|If I were one of the seven dwarves, I would be Sneezy
||[Mar. 21st, 2013|11:16 pm]
Every time I start to post, I talk myself out of it. Because I have been sick and grumpy and feeling stabby and ranty and ain't nobody got time for that.|
Husband and I always take a romantic getaway for Valentine's day. Just one night of a grown up dinner at a restaurant that doesn't have chicken fingers on the menu and a hotel room without kids sleeping on the sofa at the foot of the bed. This year we scheduled it a couple of weeks early because of other stuff going on, and I got sick and we had to reschedule.
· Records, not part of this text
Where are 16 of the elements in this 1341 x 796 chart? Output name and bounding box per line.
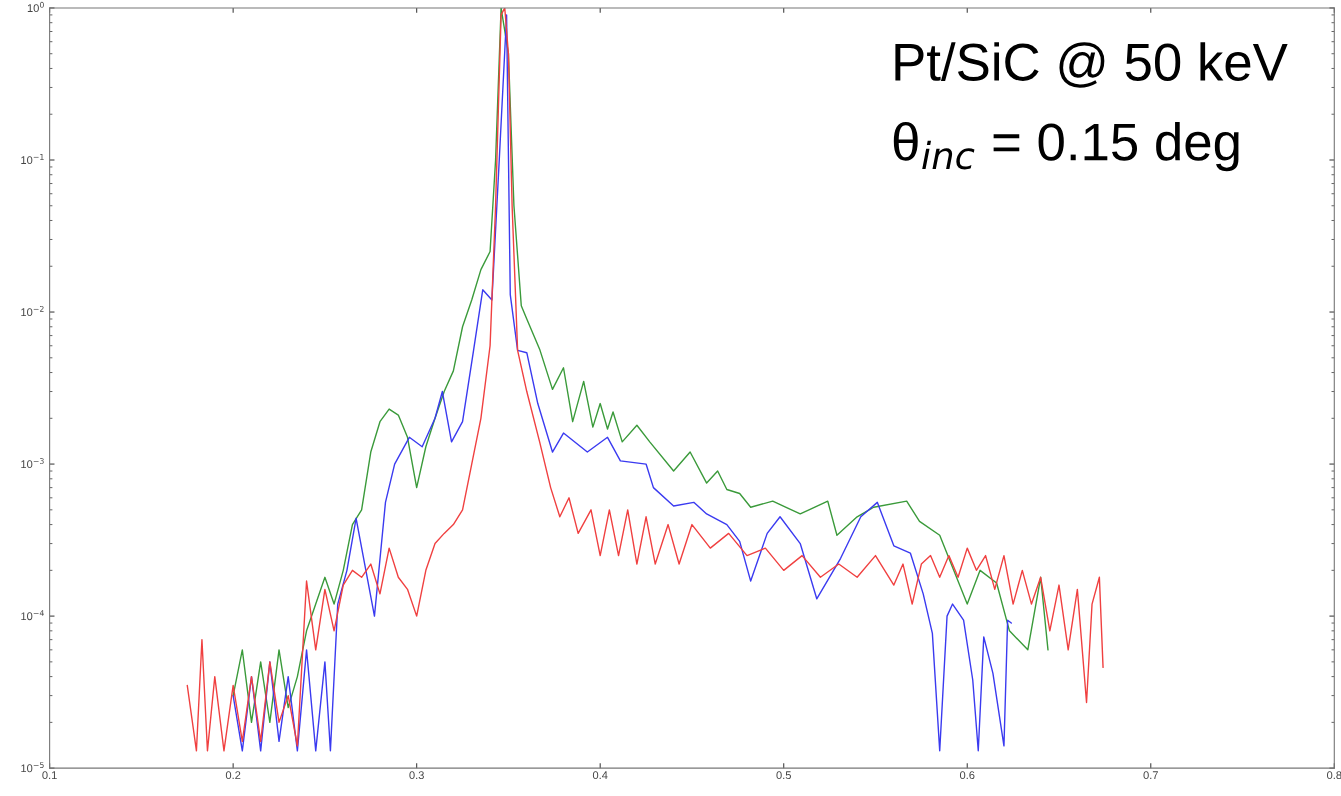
x-tick-label: 0.1 [42, 771, 57, 780]
y-tick-label: 10$^{−1}$ [21, 154, 44, 165]
y-tick-label: 10$^{−5}$ [21, 762, 44, 773]
annotation: Pt/SiC @ 50 keV [895, 42, 1288, 88]
x-tick-label: 0.2 [225, 771, 241, 780]
y-tick-label: 10$^{0}$ [27, 1, 44, 13]
x-tick-label: 0.5 [776, 771, 791, 780]
x-tick-label: 0.8 [1327, 771, 1341, 780]
x-tick-label: 0.6 [959, 771, 975, 780]
x-tick-label: 0.4 [592, 771, 608, 780]
y-tick-label: 10$^{−3}$ [21, 457, 44, 469]
x-tick-label: 0.7 [1143, 771, 1158, 780]
annotation: θ$_{inc}$ = 0.15 deg [893, 121, 1239, 172]
x-tick-label: 0.3 [409, 771, 424, 780]
y-tick-label: 10$^{−2}$ [21, 305, 44, 317]
y-tick-label: 10$^{−4}$ [21, 610, 44, 621]
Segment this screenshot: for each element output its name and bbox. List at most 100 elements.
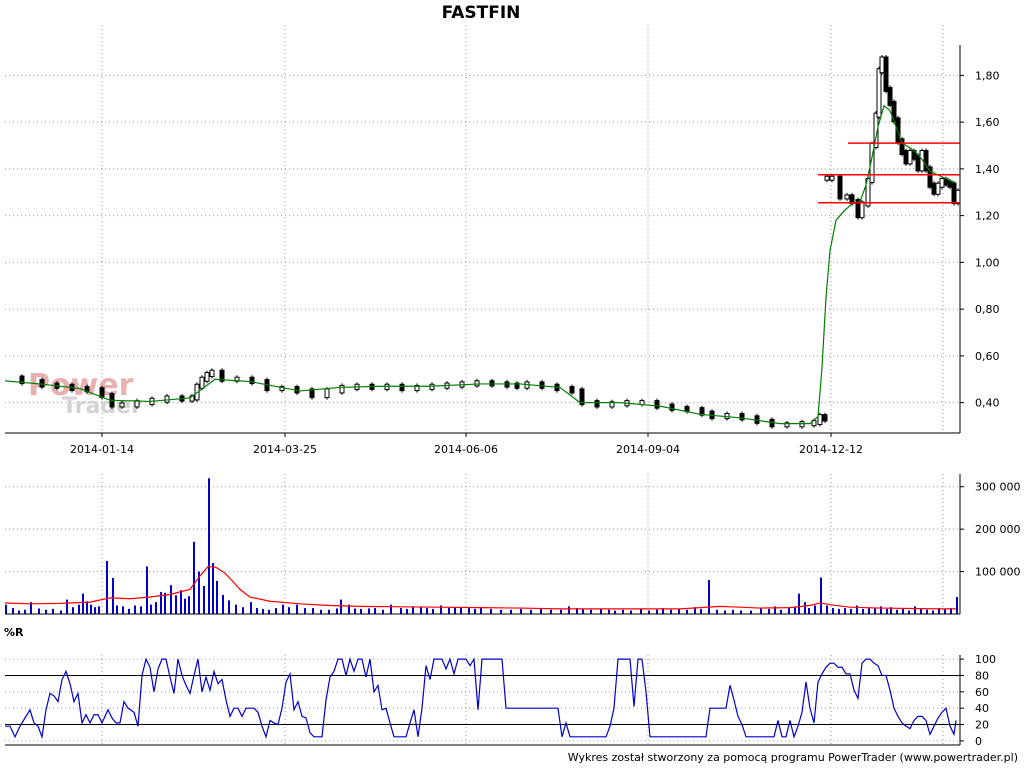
volume-bar: [140, 606, 142, 614]
volume-bar: [956, 597, 958, 614]
volume-bar: [808, 608, 810, 614]
chart-title: FASTFIN: [442, 3, 521, 23]
volume-bar: [608, 609, 610, 614]
volume-bar: [648, 610, 650, 614]
volume-bar: [550, 609, 552, 614]
price-panel: [5, 55, 960, 429]
volume-bar: [228, 600, 230, 614]
price-candle: [824, 175, 830, 181]
volume-bar: [216, 580, 218, 614]
volume-bar: [320, 609, 322, 614]
volume-bar: [622, 609, 624, 614]
volume-bar: [678, 608, 680, 614]
volume-bar: [382, 609, 384, 614]
volume-bar: [826, 605, 828, 614]
wr-y-tick-label-4: 80: [975, 669, 989, 682]
wr-y-tick-label-2: 40: [975, 702, 989, 715]
volume-bar: [804, 602, 806, 614]
volume-bar: [360, 608, 362, 614]
volume-bar: [134, 605, 136, 614]
price-candle: [39, 379, 45, 388]
price-candle: [119, 402, 125, 408]
volume-bar: [938, 608, 940, 614]
price-y-tick-label-3: 1,00: [975, 256, 1000, 269]
volume-bar: [155, 602, 157, 614]
volume-bar: [798, 593, 800, 614]
volume-bar: [890, 607, 892, 614]
volume-bar: [208, 478, 210, 614]
volume-bar: [296, 604, 298, 614]
volume-bar: [30, 602, 32, 614]
volume-bar: [740, 610, 742, 614]
volume-bar: [368, 608, 370, 614]
williams-r-panel: [5, 656, 960, 740]
price-candle: [204, 372, 210, 382]
price-candle: [164, 395, 170, 403]
price-candle: [474, 380, 480, 387]
volume-bar: [880, 606, 882, 614]
x-tick-label-2: 2014-06-06: [434, 443, 498, 456]
volume-bar: [540, 608, 542, 614]
volume-bar: [902, 608, 904, 614]
axes: 2014-01-14 2014-03-25 2014-06-06 2014-09-04…: [5, 45, 1021, 748]
volume-bar: [374, 608, 376, 614]
volume-bar: [630, 610, 632, 614]
price-candle: [903, 150, 909, 165]
price-y-tick-label-7: 1,80: [975, 69, 1000, 82]
price-candle: [895, 117, 901, 144]
wr-y-tick-label-0: 0: [975, 735, 982, 748]
volume-bar: [490, 608, 492, 614]
volume-bar: [920, 608, 922, 614]
volume-bar: [198, 571, 200, 614]
volume-bar: [328, 609, 330, 614]
volume-bar: [90, 604, 92, 614]
price-candle: [219, 369, 225, 382]
price-candle: [951, 182, 957, 205]
volume-bar: [268, 609, 270, 614]
price-candle: [539, 381, 545, 389]
price-candle: [837, 175, 843, 200]
price-candle: [784, 422, 790, 428]
price-candle: [309, 388, 315, 399]
volume-bar: [774, 606, 776, 614]
price-candle: [939, 178, 945, 188]
volume-bar: [530, 609, 532, 614]
volume-bar: [454, 607, 456, 614]
williams-r-line: [5, 656, 957, 740]
price-y-tick-label-2: 0,80: [975, 303, 1000, 316]
volume-bar: [175, 595, 177, 614]
price-candle: [669, 403, 675, 411]
price-candle: [429, 383, 435, 390]
volume-bar: [282, 604, 284, 614]
x-tick-label-0: 2014-01-14: [70, 443, 134, 456]
volume-bar: [222, 594, 224, 614]
volume-bar: [794, 607, 796, 614]
price-candle: [739, 412, 745, 421]
price-candle: [817, 414, 823, 425]
volume-bar: [184, 598, 186, 614]
price-candle: [907, 150, 913, 165]
volume-bar: [38, 608, 40, 614]
volume-bar: [732, 609, 734, 614]
price-candle: [923, 150, 929, 172]
price-candle: [654, 400, 660, 409]
price-candle: [844, 194, 850, 200]
volume-bar: [98, 606, 100, 614]
volume-bar: [838, 608, 840, 614]
volume-bar: [340, 599, 342, 614]
volume-bar: [480, 608, 482, 614]
volume-panel: [5, 478, 958, 614]
volume-bar: [468, 608, 470, 614]
price-candle: [414, 384, 420, 392]
volume-bar: [354, 608, 356, 614]
volume-bar: [510, 609, 512, 614]
price-candle: [19, 375, 25, 385]
volume-bar: [832, 608, 834, 614]
price-moving-average: [5, 104, 957, 425]
volume-bar: [520, 608, 522, 614]
price-candle: [514, 382, 520, 389]
volume-bar: [874, 608, 876, 614]
volume-bar: [724, 610, 726, 614]
volume-bar: [112, 577, 114, 614]
footer-credit: Wykres został stworzony za pomocą progra…: [568, 751, 1018, 764]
I got sick again, and Husband rescheduled again. When he sent me the email with the updated reservation he included a note that said, this is your last chance...I'm sending the next update to Jennifer Love Hewitt. He's so romantic!
The he realized that he had rescheduled for Easter weekend, so he had to reschedule it again, for this weekend. (Since it was his mistake, he sent the new reservation to me and not JLove...her loss) He told me on Monday that my only job this week was to not get sick. Last night I was fine when I went to bed and woke myself up sneezing at 4:00 am. I don't care if I have to take ten thousand sudafeds with an Afrin chaser - we are not rescheduling.
And of course I just jinxed myself. Knocking on wood furiously as I type.